For instance, one must pass the option --default-barcode NNNNNNNN+NNNNNNNN for NextSeq machines,
but not for NovaSeq machines.
Among other things, the input files let hydra-genetics know what wildcards to use for the samples in the analysis.
Pick the correct configuration file
Different sequencing machines lead to different configurations to be used e.g. different artifact files, at CGU we
chose the solution to have different configuration files for each machine type.
After parsing the machine type, the script copies the relevant configuration file in the repository that was cloned.
At CGU, we have a configuration file for NextSeq machines (config/config_uppsala_nextseq.yaml)
and one for NovaSeq machines (config/config_uppsala_novaseq.yaml).
The configuration file for Poppy GMS is the same regardless of the machine as we can override the keys if needed in
in configurations of poppy-uppsala.
Run the pipeline with Snakemake
Last, the scripts starts the analysis of the sequence data with Snakemake. You may generate a rule graph to see the dependencies between the rules and the order in which they are executed.
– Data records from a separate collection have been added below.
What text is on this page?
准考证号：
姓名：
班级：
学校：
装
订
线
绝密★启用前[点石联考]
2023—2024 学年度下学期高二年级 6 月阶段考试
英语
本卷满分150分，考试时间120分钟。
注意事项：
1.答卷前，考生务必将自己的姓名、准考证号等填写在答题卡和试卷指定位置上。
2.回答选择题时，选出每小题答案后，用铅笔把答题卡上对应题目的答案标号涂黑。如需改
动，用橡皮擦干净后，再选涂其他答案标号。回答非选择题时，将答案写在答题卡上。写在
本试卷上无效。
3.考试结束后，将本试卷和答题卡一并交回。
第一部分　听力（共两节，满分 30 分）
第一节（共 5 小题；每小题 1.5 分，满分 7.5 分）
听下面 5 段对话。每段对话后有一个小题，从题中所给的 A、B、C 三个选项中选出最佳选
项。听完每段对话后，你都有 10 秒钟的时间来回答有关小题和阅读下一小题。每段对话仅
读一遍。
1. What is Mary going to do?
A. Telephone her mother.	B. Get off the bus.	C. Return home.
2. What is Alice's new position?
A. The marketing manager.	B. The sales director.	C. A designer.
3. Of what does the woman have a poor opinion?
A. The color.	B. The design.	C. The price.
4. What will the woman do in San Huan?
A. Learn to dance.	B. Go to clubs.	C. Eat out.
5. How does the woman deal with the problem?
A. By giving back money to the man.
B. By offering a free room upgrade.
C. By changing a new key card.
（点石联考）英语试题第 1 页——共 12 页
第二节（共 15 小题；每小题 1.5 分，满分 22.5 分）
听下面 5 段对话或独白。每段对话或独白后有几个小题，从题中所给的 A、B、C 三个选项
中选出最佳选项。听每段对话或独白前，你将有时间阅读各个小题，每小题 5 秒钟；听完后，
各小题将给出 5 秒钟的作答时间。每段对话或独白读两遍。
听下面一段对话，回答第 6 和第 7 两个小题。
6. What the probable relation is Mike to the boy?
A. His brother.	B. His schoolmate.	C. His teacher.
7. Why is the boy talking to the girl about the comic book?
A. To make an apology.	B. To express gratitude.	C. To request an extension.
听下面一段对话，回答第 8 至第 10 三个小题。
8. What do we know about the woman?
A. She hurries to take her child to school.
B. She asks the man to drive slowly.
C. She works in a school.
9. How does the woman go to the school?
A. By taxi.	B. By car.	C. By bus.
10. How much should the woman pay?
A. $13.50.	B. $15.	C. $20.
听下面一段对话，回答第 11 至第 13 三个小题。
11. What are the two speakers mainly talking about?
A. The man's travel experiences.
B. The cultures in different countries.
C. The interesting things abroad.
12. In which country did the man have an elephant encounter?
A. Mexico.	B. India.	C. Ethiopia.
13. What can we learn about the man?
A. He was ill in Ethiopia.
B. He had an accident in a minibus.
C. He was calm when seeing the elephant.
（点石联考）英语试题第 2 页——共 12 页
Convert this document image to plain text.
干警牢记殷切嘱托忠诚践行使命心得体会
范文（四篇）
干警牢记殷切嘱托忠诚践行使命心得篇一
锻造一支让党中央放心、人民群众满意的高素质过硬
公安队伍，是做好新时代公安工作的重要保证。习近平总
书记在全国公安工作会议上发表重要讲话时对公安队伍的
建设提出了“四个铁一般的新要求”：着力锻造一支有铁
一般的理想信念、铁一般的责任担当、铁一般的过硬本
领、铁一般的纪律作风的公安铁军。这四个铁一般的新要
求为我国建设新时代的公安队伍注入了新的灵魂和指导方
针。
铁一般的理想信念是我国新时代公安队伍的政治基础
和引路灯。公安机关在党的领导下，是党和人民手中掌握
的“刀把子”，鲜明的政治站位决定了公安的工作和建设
Below is the command we would use in our CGU script:
...
snakemake --profile ${poppy_uu_path}poppy_uppsala/profile -s ${poppy_uu_path}poppy_uppsala/workflow/Snakefile \
--configfiles config.yaml config_uppsala.yaml --config poppy_version=${poppy_version} poppy_uu_version=${poppy_uu_version} POPPY_HOME=${poppy_path}poppy \
POPPY_UU_HOME=${poppy_uu_path}poppy_uppsala sequenceid=${sequenceid} --forceall --rulegraph | dot -Tpdf > rulegraph.pdf
Note that this command will create a log file in the .snakemake/log/ directory.
This file contains only the printout "Building DAG of jobs...".
Run time
The run time of the analysis depends on: - the number of samples, - the sequencing depth, - the computational resources that are available.
At CGU, the analysis usually takes a couple of hours for 16 samples with 700-800x coverage on a NextSeq machine.